You see, trout season opened on April 1 back East where I grew up. My father’s birthday fell in the same week, so we often went fishing together on his birthday. And we always had to dig a mess of worms before we went — usually behind Uncle George’s cow barn. Hence, the two events became indelibly linked in my subconscious.
Opening day of trout season was a big deal back there, and my dad was the best trout fisherman I ever knew. A child of the Depression, he lived with his Aunt Minnie in a two-room cabin at the northern extremity of the Shawangunk Ridge in New York’s southern Catskills. He grew up hunting and fishing as a matter of necessity rather than for any sense of sport.
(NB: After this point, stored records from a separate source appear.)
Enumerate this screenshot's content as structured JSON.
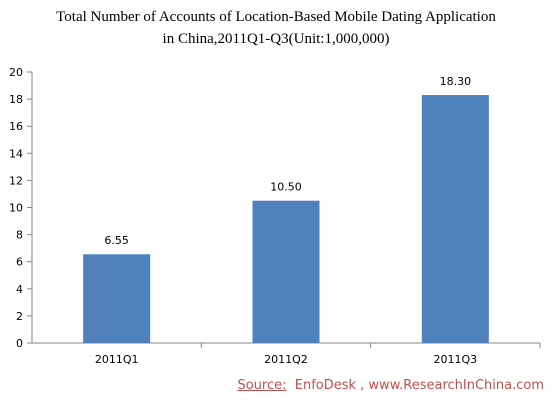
{
  "chart_data": {
    "type": "bar",
    "title_line1": "Total Number of Accounts of Location-Based Mobile Dating Application",
    "title_line2": "in China,2011Q1-Q3(Unit:1,000,000)",
    "categories": [
      "2011Q1",
      "2011Q2",
      "2011Q3"
    ],
    "values": [
      6.55,
      10.5,
      18.3
    ],
    "data_labels": [
      "6.55",
      "10.50",
      "18.30"
    ],
    "ylim": [
      0,
      20
    ],
    "yticks": [
      0,
      2,
      4,
      6,
      8,
      10,
      12,
      14,
      16,
      18,
      20
    ],
    "grid": false,
    "legend": "none",
    "bar_color": "#4f81bd"
  },
  "source": {
    "label": "Source:",
    "text": "EnfoDesk , www.ResearchInChina.com"
  }
}
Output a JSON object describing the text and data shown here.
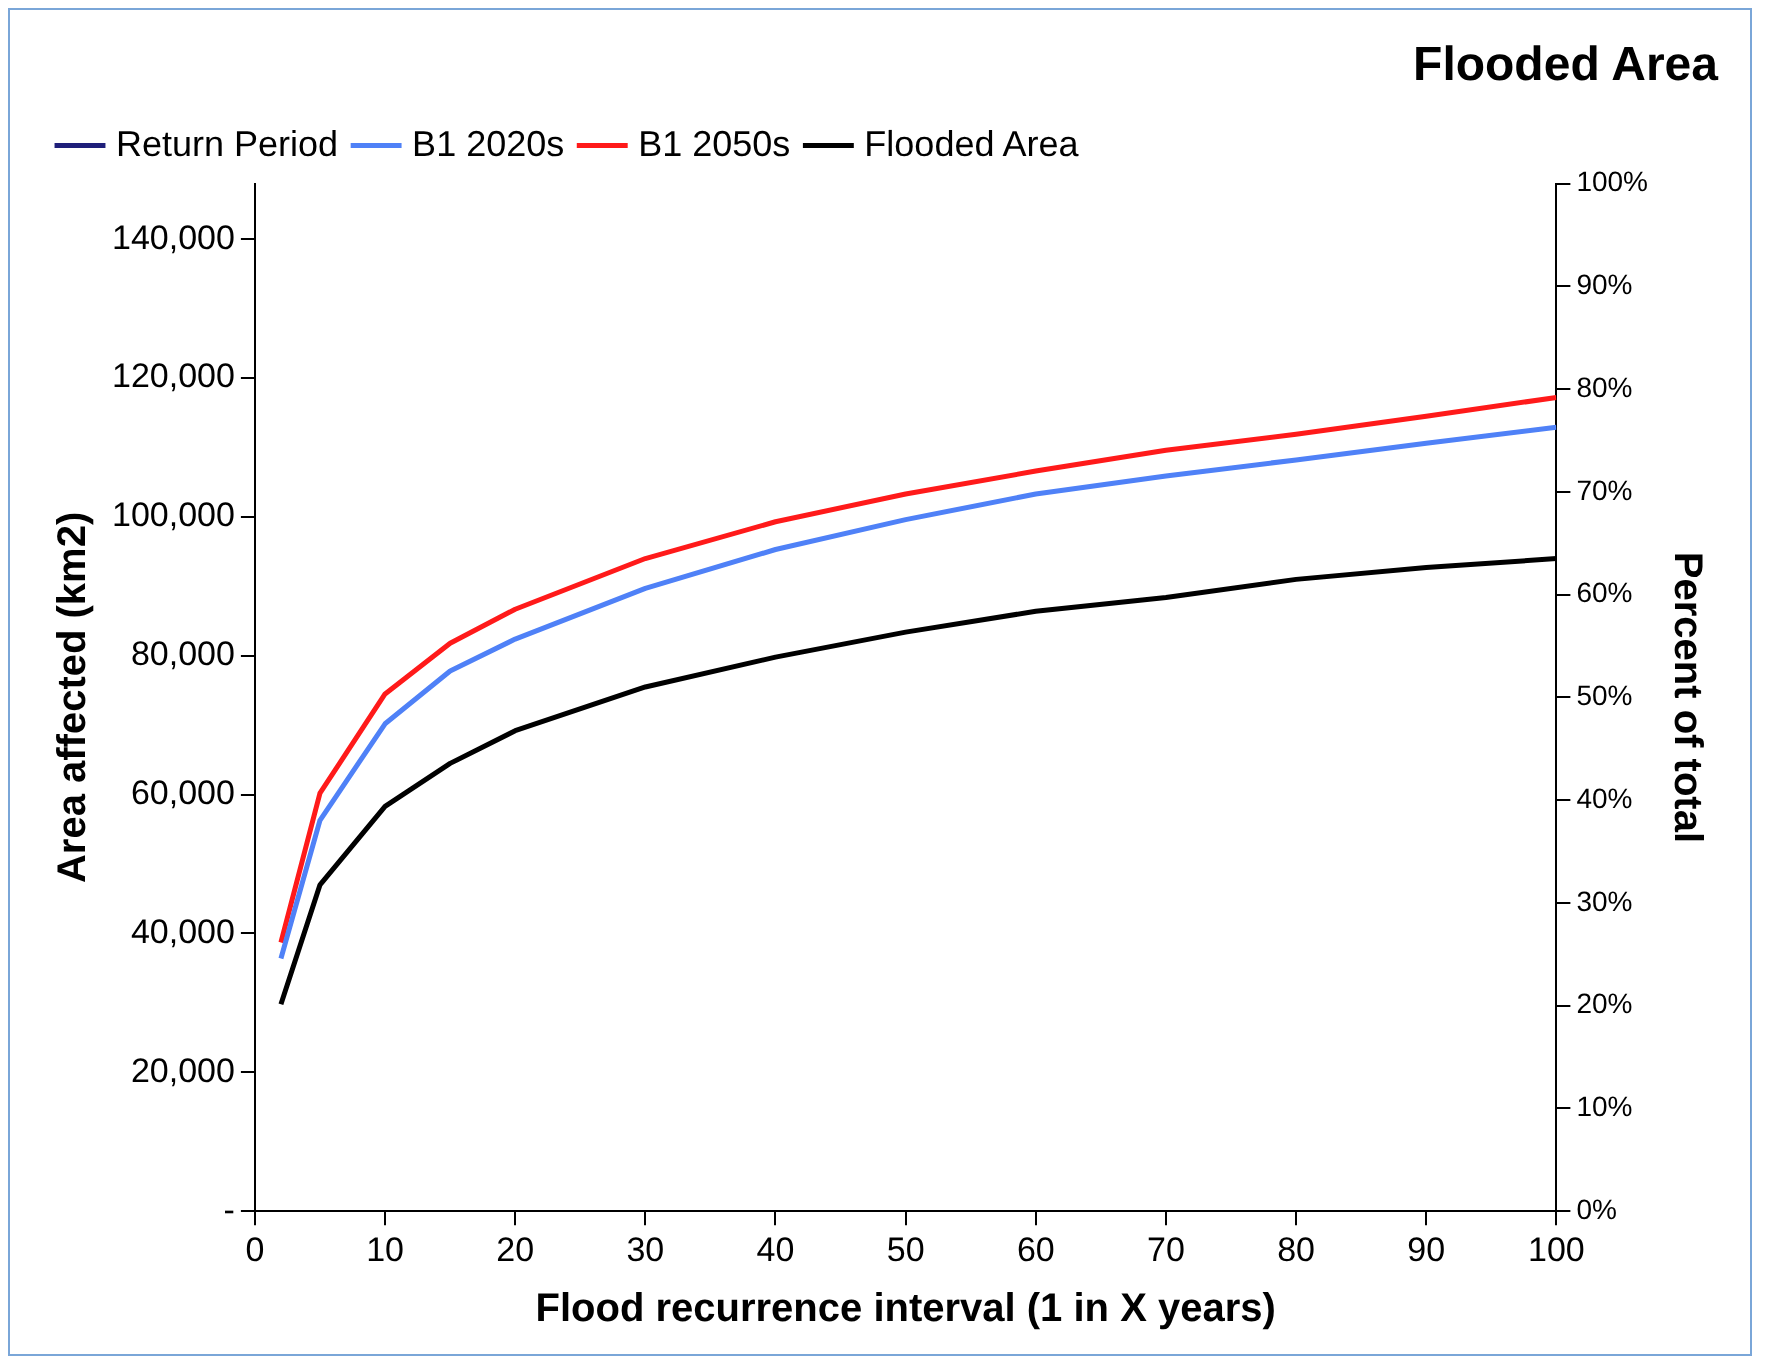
{
  "chart_data": {
    "type": "line",
    "title": "Flooded Area",
    "xlabel": "Flood recurrence interval (1 in X years)",
    "ylabel": "Area affected (km2)",
    "y2label": "Percent of total",
    "x": [
      2,
      5,
      10,
      15,
      20,
      30,
      40,
      50,
      60,
      70,
      80,
      90,
      100
    ],
    "series": [
      {
        "name": "Return Period",
        "color": "#1f1f7a",
        "values": [
          null,
          null,
          null,
          null,
          null,
          null,
          null,
          null,
          null,
          null,
          null,
          null,
          null
        ]
      },
      {
        "name": "B1 2020s",
        "color": "#4f81f7",
        "values": [
          36400,
          56300,
          70200,
          77800,
          82400,
          89700,
          95300,
          99600,
          103300,
          105900,
          108200,
          110600,
          112900
        ]
      },
      {
        "name": "B1 2050s",
        "color": "#ff1a1a",
        "values": [
          38700,
          60200,
          74500,
          81800,
          86700,
          94000,
          99300,
          103300,
          106600,
          109600,
          111900,
          114500,
          117200
        ]
      },
      {
        "name": "Flooded Area",
        "color": "#000000",
        "values": [
          29800,
          47000,
          58300,
          64500,
          69200,
          75500,
          79800,
          83400,
          86400,
          88400,
          91000,
          92700,
          94000
        ]
      }
    ],
    "xlim": [
      0,
      100
    ],
    "xticks": [
      0,
      10,
      20,
      30,
      40,
      50,
      60,
      70,
      80,
      90,
      100
    ],
    "ylim": [
      0,
      148000
    ],
    "yticks": [
      {
        "value": 0,
        "label": "-"
      },
      {
        "value": 20000,
        "label": "20,000"
      },
      {
        "value": 40000,
        "label": "40,000"
      },
      {
        "value": 60000,
        "label": "60,000"
      },
      {
        "value": 80000,
        "label": "80,000"
      },
      {
        "value": 100000,
        "label": "100,000"
      },
      {
        "value": 120000,
        "label": "120,000"
      },
      {
        "value": 140000,
        "label": "140,000"
      }
    ],
    "y2lim": [
      0,
      100
    ],
    "y2ticks": [
      {
        "value": 0,
        "label": "0%"
      },
      {
        "value": 10,
        "label": "10%"
      },
      {
        "value": 20,
        "label": "20%"
      },
      {
        "value": 30,
        "label": "30%"
      },
      {
        "value": 40,
        "label": "40%"
      },
      {
        "value": 50,
        "label": "50%"
      },
      {
        "value": 60,
        "label": "60%"
      },
      {
        "value": 70,
        "label": "70%"
      },
      {
        "value": 80,
        "label": "80%"
      },
      {
        "value": 90,
        "label": "90%"
      },
      {
        "value": 100,
        "label": "100%"
      }
    ],
    "grid": false,
    "legend": "top left",
    "marker": "none",
    "line_style": "solid"
  }
}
At 9 years old, he was hunting squirrels, rabbits and grouse with a sling shot and catching trout in the brooks and creeks to help put food on the table. He was good with his slingshot, but became a real whiz at catching trout.
His favorite bait was earthworms. Apparently, there are several thousand kinds, grouped into three main categories — Epogeic, Endogeic and Anecic — determined by how deeply they live in the soil, what they feed on, and so forth. Depending on species, adult earthworms can range in size from a mere third of an inch up to 9 feet long.
Most of us are familiar with nightcrawlers (also known as dew worms) and the common earthworms that we dig up in the top layers of our flower beds and veggie gardens. There are also compost worms (fishermen call them red wigglers) that feed on decaying leaves under forest duff in the woods, and even some that live under rocks in the trout streams called aquatic annelids.
My father neither knew nor gave a hoot about any of this, of course; he just knew he liked fishing garden worms for trout. That’s what he called them: “garden worms.” He thought nightcrawlers were good for bass and catfish but much too big for brook trout. Red wigglers were good for trout, too, but found almost exclusively in wet garden compost (yuk), and generally too small to put on the size 10 hook preferred for trout. Garden worms could be dug most anywhere and, more importantly, were just the right size.
It’s one of those innocuous little things you learn as a kid that seems to stick with you forever. Somehow it becomes a life lesson you find yourself passing on to your kids and grandkids as if it were a carved-in-stone requirement before taking them fishing. I’m reminded of that every April.